Prep 40 mins
Cook 1 hr 30 mins
Dee514 asked me if I had a carrot cake recipe and this is what I sent her. She did say she doubled the recipe and put golden sultanas in it. I haven't tried it. She said it was great any queries ask Dee.
- 4 ounces self raising flour
- 4 ounces plain flour
- 2 teaspoons ground cinnamon
- 1⁄2 teaspoon ground cloves
- 1 teaspoon ground ginger
- 1⁄2 teaspoon ground nutmeg
- 1 teaspoon bicarbonate of soda
- 8 fluid ounces oil
- 6 ounces soft brown sugar
- 4 fluid ounces golden syrup
- 4 eggs
- 12 1⁄2 ounces grated carrots
- 2 ounces chopped walnuts or 2 ounces pecans
- 6 ounces cream cheese, softened
- 2 ounces butter, softened
- 6 ounces icing sugar
- 1 teaspoon vanilla essence
- 1 -2 teaspoon lemon juice
- Preheat oven to warm 315dF.
- Brush a deep 9 inch round cake tin with melted butter or oil.
- Line the base and side with baking paper.
- Sift the flours, spices and soda into a large bowl and make a well in the centre.

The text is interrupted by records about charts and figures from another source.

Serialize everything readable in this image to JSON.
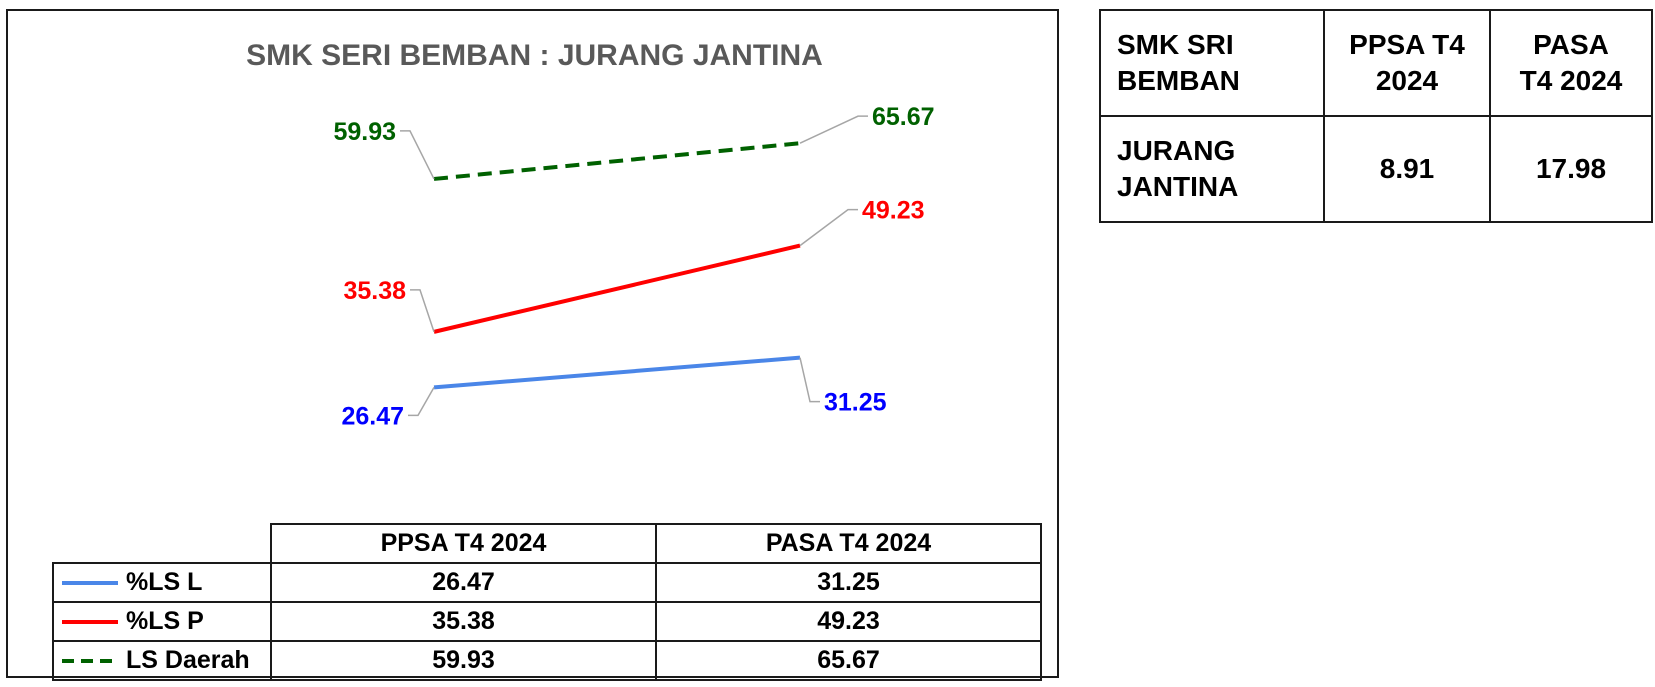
{
  "chart_data": {
    "type": "line",
    "title": "SMK SERI BEMBAN : JURANG JANTINA",
    "categories": [
      "PPSA T4 2024",
      "PASA T4 2024"
    ],
    "series": [
      {
        "name": "%LS L",
        "values": [
          26.47,
          31.25
        ],
        "color": "#4a86e8",
        "dashed": false,
        "label_color": "#0000ff"
      },
      {
        "name": "%LS P",
        "values": [
          35.38,
          49.23
        ],
        "color": "#ff0000",
        "dashed": false,
        "label_color": "#ff0000"
      },
      {
        "name": "LS Daerah",
        "values": [
          59.93,
          65.67
        ],
        "color": "#006100",
        "dashed": true,
        "label_color": "#006100"
      }
    ],
    "data_table": true,
    "legend": "data-table"
  },
  "summary_table": {
    "corner": "SMK SRI\nBEMBAN",
    "columns": [
      "PPSA T4\n2024",
      "PASA\nT4 2024"
    ],
    "row_label": "JURANG\nJANTINA",
    "values": [
      "8.91",
      "17.98"
    ]
  }
}
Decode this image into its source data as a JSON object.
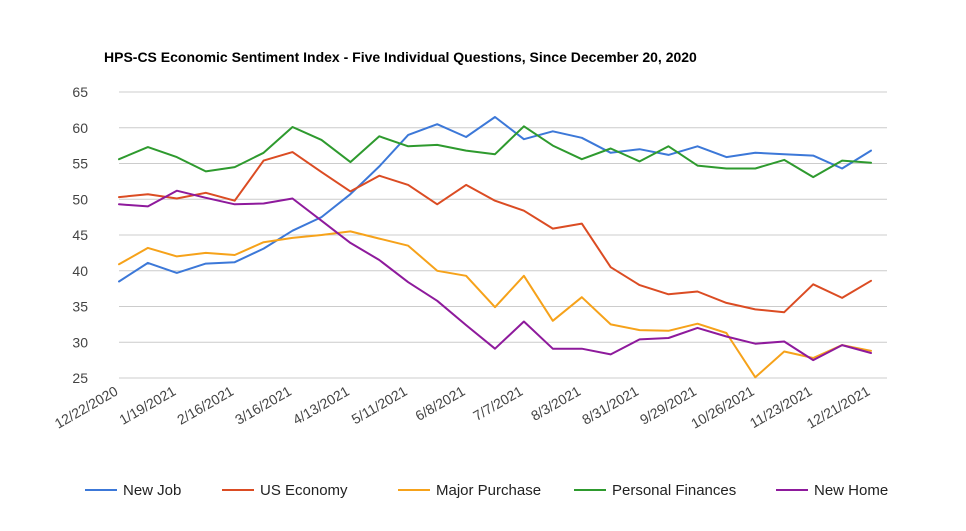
{
  "chart_data": {
    "type": "line",
    "title": "HPS-CS Economic Sentiment Index - Five Individual Questions, Since December 20, 2020",
    "ylim": [
      25,
      65
    ],
    "yticks": [
      25,
      30,
      35,
      40,
      45,
      50,
      55,
      60,
      65
    ],
    "grid": true,
    "legend_position": "bottom",
    "x_labels": [
      "12/22/2020",
      "1/19/2021",
      "2/16/2021",
      "3/16/2021",
      "4/13/2021",
      "5/11/2021",
      "6/8/2021",
      "7/7/2021",
      "8/3/2021",
      "8/31/2021",
      "9/29/2021",
      "10/26/2021",
      "11/23/2021",
      "12/21/2021"
    ],
    "series": [
      {
        "name": "New Job",
        "color": "#3c78d8",
        "values": [
          38.5,
          41.1,
          39.7,
          41.0,
          41.2,
          43.1,
          45.6,
          47.5,
          50.7,
          54.6,
          59.0,
          60.5,
          58.7,
          61.5,
          58.4,
          59.5,
          58.6,
          56.5,
          57.0,
          56.2,
          57.4,
          55.9,
          56.5,
          56.3,
          56.1,
          54.3,
          56.8
        ]
      },
      {
        "name": "US Economy",
        "color": "#db4c23",
        "values": [
          50.3,
          50.7,
          50.1,
          50.9,
          49.8,
          55.4,
          56.6,
          53.8,
          51.1,
          53.3,
          52.0,
          49.3,
          52.0,
          49.8,
          48.4,
          45.9,
          46.6,
          40.5,
          38.0,
          36.7,
          37.1,
          35.5,
          34.6,
          34.2,
          38.1,
          36.2,
          38.6
        ]
      },
      {
        "name": "Major Purchase",
        "color": "#f6a21a",
        "values": [
          40.9,
          43.2,
          42.0,
          42.5,
          42.2,
          44.0,
          44.6,
          45.0,
          45.5,
          44.5,
          43.5,
          40.0,
          39.3,
          34.9,
          39.3,
          33.0,
          36.3,
          32.5,
          31.7,
          31.6,
          32.6,
          31.3,
          25.1,
          28.7,
          27.8,
          29.6,
          28.8
        ]
      },
      {
        "name": "Personal Finances",
        "color": "#2e9a2e",
        "values": [
          55.6,
          57.3,
          55.9,
          53.9,
          54.5,
          56.5,
          60.1,
          58.3,
          55.2,
          58.8,
          57.4,
          57.6,
          56.8,
          56.3,
          60.2,
          57.5,
          55.6,
          57.1,
          55.3,
          57.4,
          54.7,
          54.3,
          54.3,
          55.5,
          53.1,
          55.4,
          55.1
        ]
      },
      {
        "name": "New Home",
        "color": "#8e1a9c",
        "values": [
          49.3,
          49.0,
          51.2,
          50.2,
          49.3,
          49.4,
          50.1,
          47.0,
          43.9,
          41.5,
          38.4,
          35.8,
          32.4,
          29.1,
          32.9,
          29.1,
          29.1,
          28.3,
          30.4,
          30.6,
          32.0,
          30.8,
          29.8,
          30.1,
          27.5,
          29.6,
          28.5
        ]
      }
    ]
  }
}
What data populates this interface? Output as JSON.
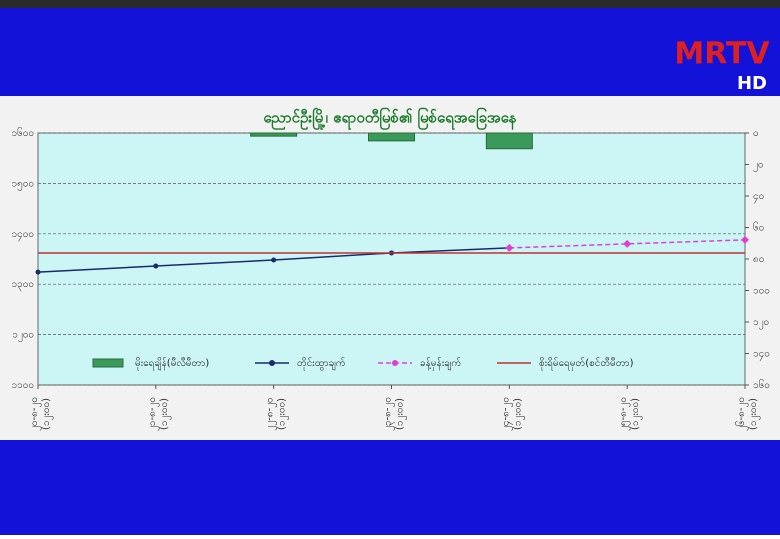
{
  "logo": {
    "main": "MRTV",
    "sub": "HD"
  },
  "chart_data": {
    "type": "line",
    "title": "ညောင်ဦးမြို့၊ ဧရာဝတီမြစ်၏ မြစ်ရေအခြေအနေ",
    "categories": [
      "၂၀-၈-၂၀",
      "၂၁-၈-၂၀",
      "၂၂-၈-၂၀",
      "၂၃-၈-၂၀",
      "၂၄-၈-၂၀",
      "၂၅-၈-၂၀",
      "၂၆-၈-၂၀"
    ],
    "times": [
      "(၁၂း၀၀)",
      "(၁၂း၀၀)",
      "(၁၂း၀၀)",
      "(၁၂း၀၀)",
      "(၁၂း၀၀)",
      "(၁၂း၀၀)",
      "(၁၂း၀၀)"
    ],
    "series": [
      {
        "name": "မိုးရေချိန်(မီလီမီတာ)",
        "type": "bar",
        "axis": "y2",
        "color": "#3a9a5a",
        "values": [
          null,
          null,
          2,
          5,
          10,
          null,
          null
        ]
      },
      {
        "name": "တိုင်းထွာချက်",
        "type": "line",
        "color": "#1a2a6a",
        "marker": "circle",
        "values": [
          1324,
          1336,
          1348,
          1362,
          1372,
          null,
          null
        ]
      },
      {
        "name": "ခန့်မှန်းချက်",
        "type": "line",
        "dashed": true,
        "color": "#e040d0",
        "marker": "diamond",
        "values": [
          null,
          null,
          null,
          null,
          1372,
          1380,
          1388
        ]
      },
      {
        "name": "စိုးရိမ်ရေမှတ်(စင်တီမီတာ)",
        "type": "hline",
        "color": "#c03030",
        "value": 1362
      }
    ],
    "ylim": [
      1100,
      1600
    ],
    "yticks": [
      {
        "value": 1100,
        "label": "၁၁၀၀"
      },
      {
        "value": 1200,
        "label": "၁၂၀၀"
      },
      {
        "value": 1300,
        "label": "၁၃၀၀"
      },
      {
        "value": 1400,
        "label": "၁၄၀၀"
      },
      {
        "value": 1500,
        "label": "၁၅၀၀"
      },
      {
        "value": 1600,
        "label": "၁၆၀၀"
      }
    ],
    "y2lim": [
      0,
      160
    ],
    "y2_inverted": true,
    "y2ticks": [
      {
        "value": 0,
        "label": "၀"
      },
      {
        "value": 20,
        "label": "၂၀"
      },
      {
        "value": 40,
        "label": "၄၀"
      },
      {
        "value": 60,
        "label": "၆၀"
      },
      {
        "value": 80,
        "label": "၈၀"
      },
      {
        "value": 100,
        "label": "၁၀၀"
      },
      {
        "value": 120,
        "label": "၁၂၀"
      },
      {
        "value": 140,
        "label": "၁၄၀"
      },
      {
        "value": 160,
        "label": "၁၆၀"
      }
    ],
    "grid": true
  }
}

- Whisk together the oil, sugar, syrup and eggs and gradually stir in the dry ingredients until smooth.
- Stir in the carrot and walnuts.
- Spoon the mixture into the tin.
- Bake for 1-1/2 hours or until a skewer comes out clean when inserted into the centre.
- Cool in the tin, then on a wire rack Beat the cream cheese and butter until smooth.
- Gradually add the icing sugar alternately with the vanilla and lemon juice, beating until light and creamy.
- Spread the icing over the cake or cut th cake horizontally, sandwich the layers together with half the icing and spread the rest on top.
Latchy, thanks heaps for this recipe. I love carrot cake but so many recipes have pineapple in them (yuck). The spices in this cake really compliment the carrot well, I had some ginger syrup so added 2T to the mix for a bit of depth, which tasted great. Everyone loved this, including the carrot haters out there, so a big pat on the back to you for helping convert them to the pleasures of fabulous carrot cake.